The damaged fence would require chain saws and serious work to repair. There was nothing to be done about it just then and it was unlikely there would be any further cattle incursions until the following spring. He noted the location and then continued on following the elk and cattle tracks as they meandered northwards. Somewhere in the rocks he lost the tracks but it no longer mattered as he needed to think about getting down off the mesa.

The man and animals emerged from the trees on the western edge of the mesa. Unfolded before them was nearly a hundred miles of valleys and mountain ranges spreading into the setting sun. The only structures visible in the broad panorama were the Ghost Rose headquarters two miles as an eagle flies to the northwest and the Low Chamisa Ranch a mile or more down on the valley floor to the southwest.

With no safe way down the west side of the mesa where the steep slope and uneven footing would spell disaster for horse and rider if there were a fall, Far Rider turned north paralleling the rim of the mesa. The arduous hike leading his horse through the rocks over the mesa had blistered his feet and he could feel the bloody dampness of raw skin chafing against the leather inside his boots. He knew he was going to have sore feet for a few days.

The party continued its traverse of the rocky western slope for a mile until they arrived at a spot where it was now or never if they were going to get off the plateau before dark. Grasping the mecate in a gloved hand, Far Rider carefully began angling down the slope ever mindful that a misstep could result in a blown knee, twisted ankle or broken bones. The china-like clink unique to flagstone and the crunch of lava rock beneath boots and steel shod hooves marked their erratic, slip-slide passage. Small plumes of dust arose as the horse and man skidded down the slope. After many switchbacks and turn backs due to fallen trees and impassable piles of rock and lava that included several bone jarring falls as rocks rolled out from under him on the rough slope they finally arrived on the valley floor.

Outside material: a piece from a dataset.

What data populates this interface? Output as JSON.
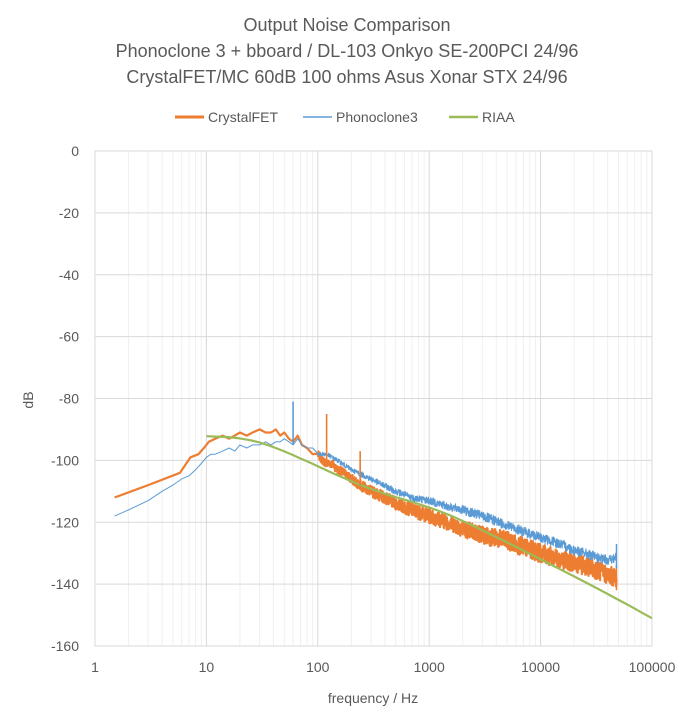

Meadow at the western foot of Franklin Mesa

He was thankful for the well-trained and gentle horse that had not stepped on or run over him when he had fallen in the rocks. His shirt was sweat soaked and the cooling evening air made him shiver as he snapped his oilskin vest closed, checked his horse for welfare, tightened his cinch, and gratefully swung back into the saddle. His damaged knees protested, a bruised hip throbbed, and his feet felt like they were on fire but there was no place else he would have rather been.

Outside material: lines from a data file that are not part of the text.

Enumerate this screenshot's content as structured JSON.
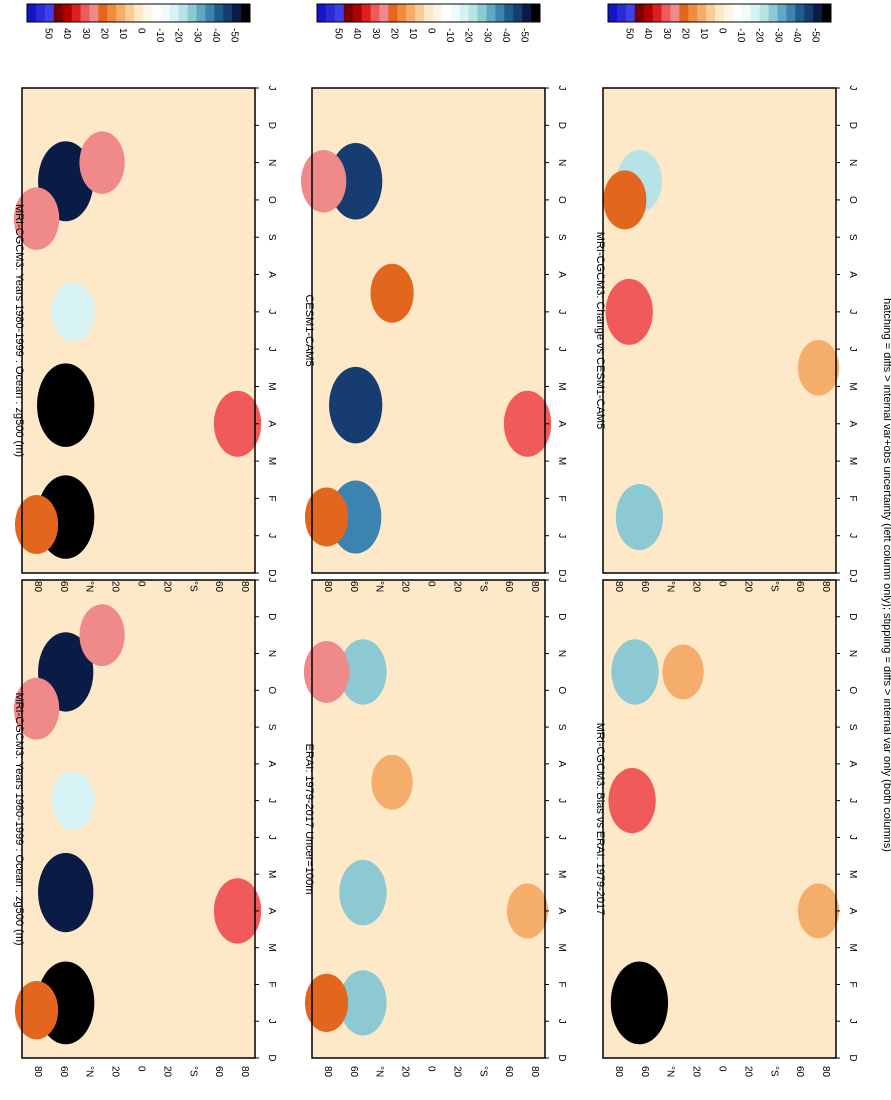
{
  "footnote": "hatching = diffs > internal var+obs uncertainty (left column only); stippling = diffs > internal var only (both columns)",
  "colorbar": {
    "labels": [
      "50",
      "40",
      "30",
      "20",
      "10",
      "0",
      "-10",
      "-20",
      "-30",
      "-40",
      "-50"
    ],
    "colors": [
      "#1414c8",
      "#2b2bd6",
      "#4040e8",
      "#7a0000",
      "#b00000",
      "#dd1f1f",
      "#f05a5a",
      "#f08a8a",
      "#e2661e",
      "#f08c3c",
      "#f4ad6b",
      "#f9cd98",
      "#fde8c8",
      "#fff5e6",
      "#ffffff",
      "#f1fbfc",
      "#d6f2f4",
      "#b8e3e6",
      "#8cc9d3",
      "#5fa8c2",
      "#3c83b0",
      "#1f5c8c",
      "#163c70",
      "#0a1b46",
      "#000000"
    ]
  },
  "axes": {
    "month_ticks": [
      "D",
      "J",
      "F",
      "M",
      "A",
      "M",
      "J",
      "J",
      "A",
      "S",
      "O",
      "N",
      "D",
      "J"
    ],
    "lat_ticks": [
      "80",
      "60",
      "°N",
      "20",
      "0",
      "20",
      "°S",
      "60",
      "80"
    ]
  },
  "chart_data": [
    {
      "type": "heatmap",
      "title": "MRI-CGCM3: Years 1980-1999 : Ocean : zg500 (m)",
      "x": "month (D..J)",
      "y": "latitude (80N..80S)",
      "features": [
        {
          "month": 1.5,
          "lat": 50,
          "value": -50
        },
        {
          "month": 4.5,
          "lat": 50,
          "value": -45
        },
        {
          "month": 10.5,
          "lat": 50,
          "value": -45
        },
        {
          "month": 7.0,
          "lat": 45,
          "value": -15
        },
        {
          "month": 1.3,
          "lat": 70,
          "value": 15
        },
        {
          "month": 11.5,
          "lat": 25,
          "value": 20
        },
        {
          "month": 9.5,
          "lat": 70,
          "value": 20
        },
        {
          "month": 4.0,
          "lat": -68,
          "value": 25
        }
      ]
    },
    {
      "type": "heatmap",
      "title": "MRI-CGCM3: Years 1980-1999 : Ocean : zg500 (m)",
      "x": "month (D..J)",
      "y": "latitude (80N..80S)",
      "features": [
        {
          "month": 1.5,
          "lat": 50,
          "value": -50
        },
        {
          "month": 4.5,
          "lat": 50,
          "value": -50
        },
        {
          "month": 10.5,
          "lat": 50,
          "value": -45
        },
        {
          "month": 7.0,
          "lat": 45,
          "value": -15
        },
        {
          "month": 1.3,
          "lat": 70,
          "value": 15
        },
        {
          "month": 11.0,
          "lat": 25,
          "value": 20
        },
        {
          "month": 9.5,
          "lat": 70,
          "value": 20
        },
        {
          "month": 4.0,
          "lat": -68,
          "value": 25
        }
      ]
    },
    {
      "type": "heatmap",
      "title": "ERAI: 1979-2017 Uncer=100m",
      "x": "month (D..J)",
      "y": "latitude (80N..80S)",
      "features": [
        {
          "month": 1.5,
          "lat": 45,
          "value": -25
        },
        {
          "month": 4.5,
          "lat": 45,
          "value": -25
        },
        {
          "month": 10.5,
          "lat": 45,
          "value": -25
        },
        {
          "month": 1.5,
          "lat": 70,
          "value": 15
        },
        {
          "month": 10.5,
          "lat": 70,
          "value": 20
        },
        {
          "month": 7.5,
          "lat": 25,
          "value": 10
        },
        {
          "month": 4.0,
          "lat": -68,
          "value": 10
        }
      ]
    },
    {
      "type": "heatmap",
      "title": "CESM1-CAM5",
      "x": "month (D..J)",
      "y": "latitude (80N..80S)",
      "features": [
        {
          "month": 1.5,
          "lat": 50,
          "value": -35
        },
        {
          "month": 4.5,
          "lat": 50,
          "value": -40
        },
        {
          "month": 10.5,
          "lat": 50,
          "value": -40
        },
        {
          "month": 1.5,
          "lat": 70,
          "value": 15
        },
        {
          "month": 10.5,
          "lat": 72,
          "value": 20
        },
        {
          "month": 7.5,
          "lat": 25,
          "value": 15
        },
        {
          "month": 4.0,
          "lat": -68,
          "value": 25
        }
      ]
    },
    {
      "type": "heatmap",
      "title": "MRI-CGCM3: Bias vs ERAI: 1979-2017",
      "x": "month (D..J)",
      "y": "latitude (80N..80S)",
      "features": [
        {
          "month": 1.5,
          "lat": 55,
          "value": -50
        },
        {
          "month": 7.0,
          "lat": 60,
          "value": 25
        },
        {
          "month": 10.5,
          "lat": 58,
          "value": -25
        },
        {
          "month": 10.5,
          "lat": 25,
          "value": 10
        },
        {
          "month": 4.0,
          "lat": -68,
          "value": 10
        }
      ]
    },
    {
      "type": "heatmap",
      "title": "MRI-CGCM3: Change vs CESM1-CAM5",
      "x": "month (D..J)",
      "y": "latitude (80N..80S)",
      "features": [
        {
          "month": 1.5,
          "lat": 55,
          "value": -25
        },
        {
          "month": 7.0,
          "lat": 62,
          "value": 25
        },
        {
          "month": 10.5,
          "lat": 55,
          "value": -20
        },
        {
          "month": 10.0,
          "lat": 65,
          "value": 15
        },
        {
          "month": 5.5,
          "lat": -68,
          "value": 10
        }
      ]
    }
  ]
}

Two miles at an easy jog quickly brought then back to headquarters. In the windows of the old historic ranch house, lamplight glowed a soft welcome in the deepening twilight and smoke drifted from the chimney as they rode in. The rest of the horses were at the corral gates waiting to come in for the night and nickered a greeting to Lancer.

Far Rider unsaddled and curried Lancer’s damp back and chest. Giving Lancer a handful of sweet feed as reward for his loyal service, he enjoyed the feel of the velvet lips as they gently scooped the grain out of his hand. He turned all the horses into the corrals where their evening grain and sweet smelling alfalfa hay waited for them in their feed bunks. As he watched the horses contentedly eating, he thought that it had been a great ride even with the hike over stony ground to save his horse’s feet.

After feeding the dogs, he pulled off his boots and fixed himself a good stiff drink before settling into his favorite battered old chair. He sipped his drink enjoying the warmth of the blended Canadian whiskey. Soaking his bloodied feet in Epsom salts and listening to the fire as it crackled on the grate, sleep quietly stole upon him. The dogs tiredly ate their supper and were already unconscious on their beds as he roused himself and headed for his own bedroll.

A chill autumn wind crept softly through the eaves beneath the old tin roof of the ranch house. Memories of other winds, the brilliant reflection of sun on high country grass, the serenity of wild, open places, the smell of horses and leather, and the soft sound of hoof beats on dim trails passing beneath heaven in the beauty of God’s creation filled the canopy of sleep in the twilight of dreams.